= Bouqaia =

Bouqaia is a basin in the Homs Gap, Syria, at the foot of the Marmarita hills.

The geography and geomorphology of this alluvial filled, tectonic depression has been explored as part of a wider investigation of the area by various research bodies whose is the archaeological and palaeoenvironmental evolution of the central Levant. The survey project commenced in 2004 as a partnership of the Museum of Lebanese Prehistory, Directorate General of Antiquities and Museums in Syria, the Mila and Fontanals Institution of the Higher Council for Scientific Research (Barcelona) and the International Institute for Prehistoric Research in the University of Cantabria (Santander). Scientific direction was carried out jointly by Dr. Michel Al-Maqdisi (Directorate of Antiquities and Museums of Syria), Dr. Maya Haïdar Boustani (Museum Lebanese Prehistory, LSU) and Dr.

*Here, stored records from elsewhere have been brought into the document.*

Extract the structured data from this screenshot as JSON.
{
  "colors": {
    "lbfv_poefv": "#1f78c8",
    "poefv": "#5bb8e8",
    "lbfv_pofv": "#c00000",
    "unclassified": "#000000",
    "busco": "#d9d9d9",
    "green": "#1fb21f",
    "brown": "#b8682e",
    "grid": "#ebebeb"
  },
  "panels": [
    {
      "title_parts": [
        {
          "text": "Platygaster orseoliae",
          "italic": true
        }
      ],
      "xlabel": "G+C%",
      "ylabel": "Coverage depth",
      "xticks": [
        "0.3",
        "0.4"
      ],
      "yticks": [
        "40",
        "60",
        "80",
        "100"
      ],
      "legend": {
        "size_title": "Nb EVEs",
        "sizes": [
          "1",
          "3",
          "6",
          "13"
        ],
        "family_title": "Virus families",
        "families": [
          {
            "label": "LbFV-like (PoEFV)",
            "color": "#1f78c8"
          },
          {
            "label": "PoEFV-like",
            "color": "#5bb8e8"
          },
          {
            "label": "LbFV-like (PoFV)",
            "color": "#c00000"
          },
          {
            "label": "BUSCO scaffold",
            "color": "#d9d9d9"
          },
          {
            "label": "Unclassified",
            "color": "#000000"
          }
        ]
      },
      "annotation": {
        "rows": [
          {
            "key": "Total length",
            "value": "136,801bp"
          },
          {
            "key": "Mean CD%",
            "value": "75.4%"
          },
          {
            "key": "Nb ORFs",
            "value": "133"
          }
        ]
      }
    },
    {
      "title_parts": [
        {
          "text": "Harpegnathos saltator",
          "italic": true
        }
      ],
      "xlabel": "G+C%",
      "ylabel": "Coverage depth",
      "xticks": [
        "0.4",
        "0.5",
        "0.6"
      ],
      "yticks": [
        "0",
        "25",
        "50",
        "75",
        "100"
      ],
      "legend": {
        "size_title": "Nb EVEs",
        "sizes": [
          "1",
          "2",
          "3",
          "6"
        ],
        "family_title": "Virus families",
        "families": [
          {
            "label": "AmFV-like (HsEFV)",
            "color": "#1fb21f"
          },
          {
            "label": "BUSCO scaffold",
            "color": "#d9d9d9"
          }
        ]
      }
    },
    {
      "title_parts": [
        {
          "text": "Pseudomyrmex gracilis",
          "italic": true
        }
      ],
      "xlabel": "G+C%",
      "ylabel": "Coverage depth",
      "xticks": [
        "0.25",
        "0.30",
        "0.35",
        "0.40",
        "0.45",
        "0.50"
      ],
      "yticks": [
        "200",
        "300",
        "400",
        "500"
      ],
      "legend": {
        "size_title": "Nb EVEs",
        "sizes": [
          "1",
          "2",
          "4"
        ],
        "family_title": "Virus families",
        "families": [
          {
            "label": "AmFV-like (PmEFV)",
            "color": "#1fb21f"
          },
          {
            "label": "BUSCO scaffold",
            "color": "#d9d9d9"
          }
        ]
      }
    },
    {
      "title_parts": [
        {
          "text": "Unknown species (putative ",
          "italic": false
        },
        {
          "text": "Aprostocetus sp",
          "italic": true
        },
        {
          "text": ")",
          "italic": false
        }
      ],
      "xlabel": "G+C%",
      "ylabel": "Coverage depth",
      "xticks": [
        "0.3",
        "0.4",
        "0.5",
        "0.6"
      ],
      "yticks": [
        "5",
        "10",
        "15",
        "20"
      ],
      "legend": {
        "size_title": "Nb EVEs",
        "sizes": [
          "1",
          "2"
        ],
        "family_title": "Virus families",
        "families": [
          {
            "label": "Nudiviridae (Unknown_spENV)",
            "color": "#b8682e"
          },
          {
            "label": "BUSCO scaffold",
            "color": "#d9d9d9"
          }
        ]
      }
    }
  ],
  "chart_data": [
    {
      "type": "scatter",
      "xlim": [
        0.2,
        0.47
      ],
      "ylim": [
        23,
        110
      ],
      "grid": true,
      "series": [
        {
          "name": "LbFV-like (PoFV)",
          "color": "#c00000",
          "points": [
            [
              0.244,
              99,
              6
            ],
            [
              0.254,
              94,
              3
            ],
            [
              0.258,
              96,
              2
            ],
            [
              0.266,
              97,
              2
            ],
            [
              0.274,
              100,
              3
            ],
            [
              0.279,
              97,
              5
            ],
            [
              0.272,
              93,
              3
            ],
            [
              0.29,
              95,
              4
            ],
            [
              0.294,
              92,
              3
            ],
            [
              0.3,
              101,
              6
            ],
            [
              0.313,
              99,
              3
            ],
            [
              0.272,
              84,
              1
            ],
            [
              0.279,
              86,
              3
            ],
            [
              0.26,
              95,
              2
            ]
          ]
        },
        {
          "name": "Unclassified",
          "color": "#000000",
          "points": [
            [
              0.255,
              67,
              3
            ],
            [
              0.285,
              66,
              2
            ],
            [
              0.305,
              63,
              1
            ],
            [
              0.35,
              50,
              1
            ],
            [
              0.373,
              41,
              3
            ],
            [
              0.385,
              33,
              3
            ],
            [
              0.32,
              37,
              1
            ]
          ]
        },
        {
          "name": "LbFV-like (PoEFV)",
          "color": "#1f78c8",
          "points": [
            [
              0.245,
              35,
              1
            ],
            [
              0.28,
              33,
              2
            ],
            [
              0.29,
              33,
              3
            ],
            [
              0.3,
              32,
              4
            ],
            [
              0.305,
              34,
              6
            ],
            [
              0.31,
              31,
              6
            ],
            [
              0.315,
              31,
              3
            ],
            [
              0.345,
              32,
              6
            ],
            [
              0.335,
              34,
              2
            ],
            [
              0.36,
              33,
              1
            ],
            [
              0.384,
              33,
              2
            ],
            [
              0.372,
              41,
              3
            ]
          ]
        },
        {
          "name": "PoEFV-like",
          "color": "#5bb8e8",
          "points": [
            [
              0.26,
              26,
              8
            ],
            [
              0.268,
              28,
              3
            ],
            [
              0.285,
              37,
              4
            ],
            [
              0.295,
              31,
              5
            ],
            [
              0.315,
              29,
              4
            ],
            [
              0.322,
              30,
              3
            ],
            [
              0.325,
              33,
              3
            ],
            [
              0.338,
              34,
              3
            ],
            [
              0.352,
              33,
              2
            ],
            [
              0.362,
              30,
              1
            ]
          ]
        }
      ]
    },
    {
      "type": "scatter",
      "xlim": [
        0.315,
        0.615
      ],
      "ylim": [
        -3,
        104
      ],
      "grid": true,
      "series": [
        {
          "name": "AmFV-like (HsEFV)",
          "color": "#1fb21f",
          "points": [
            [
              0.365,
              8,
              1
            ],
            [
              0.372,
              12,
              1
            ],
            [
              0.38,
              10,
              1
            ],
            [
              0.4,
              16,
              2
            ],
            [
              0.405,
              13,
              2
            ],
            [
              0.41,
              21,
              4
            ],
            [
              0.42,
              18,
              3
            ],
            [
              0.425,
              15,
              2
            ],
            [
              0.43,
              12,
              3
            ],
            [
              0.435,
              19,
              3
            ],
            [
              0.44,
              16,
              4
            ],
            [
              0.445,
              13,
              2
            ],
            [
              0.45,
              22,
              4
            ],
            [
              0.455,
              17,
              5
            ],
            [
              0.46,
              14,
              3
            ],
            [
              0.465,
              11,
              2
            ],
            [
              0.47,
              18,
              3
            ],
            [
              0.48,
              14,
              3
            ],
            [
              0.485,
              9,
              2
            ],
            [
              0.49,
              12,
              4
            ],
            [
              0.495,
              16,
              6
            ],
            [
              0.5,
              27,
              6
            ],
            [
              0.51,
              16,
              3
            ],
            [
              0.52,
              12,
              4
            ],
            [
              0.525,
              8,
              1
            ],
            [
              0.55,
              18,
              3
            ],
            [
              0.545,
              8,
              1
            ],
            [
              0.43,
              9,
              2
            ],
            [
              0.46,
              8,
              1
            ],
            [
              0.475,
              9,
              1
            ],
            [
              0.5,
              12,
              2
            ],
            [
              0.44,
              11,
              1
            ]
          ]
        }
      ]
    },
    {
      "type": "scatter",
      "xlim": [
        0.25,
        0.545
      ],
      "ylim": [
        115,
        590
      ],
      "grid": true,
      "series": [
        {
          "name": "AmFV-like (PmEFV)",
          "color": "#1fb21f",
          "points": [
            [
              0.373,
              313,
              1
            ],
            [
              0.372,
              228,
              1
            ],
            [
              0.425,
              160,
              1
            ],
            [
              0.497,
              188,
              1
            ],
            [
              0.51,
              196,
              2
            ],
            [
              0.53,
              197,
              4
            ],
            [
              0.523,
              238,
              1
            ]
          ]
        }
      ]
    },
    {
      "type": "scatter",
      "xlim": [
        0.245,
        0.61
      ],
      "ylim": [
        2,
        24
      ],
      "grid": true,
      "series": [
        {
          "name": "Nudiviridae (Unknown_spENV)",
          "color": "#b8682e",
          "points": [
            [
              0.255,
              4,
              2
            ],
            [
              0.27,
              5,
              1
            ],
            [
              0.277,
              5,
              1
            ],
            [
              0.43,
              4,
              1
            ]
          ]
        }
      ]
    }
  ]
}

Juan José Ibañez (Mila and Fontanals Institution). Studies of the late pleistocene and early holocene sedimentary record of the basin has defined a stratigraphical framework for further studies of the area. Studies of the sedimentary sequences suggests an aridification phase with seasonal precipitation patterns increasing and reducing total precipitation. Using further archaeological information from the area has shown how palaeoenvironmental changes have contributed to differing settlement strategies in the study area.

The Neolithic or possibly PPNB archaeological site of Tell Marj is located on top of a hill dominating the Bouqaia, in the central-western area of the basin. Tell Ezou is further east.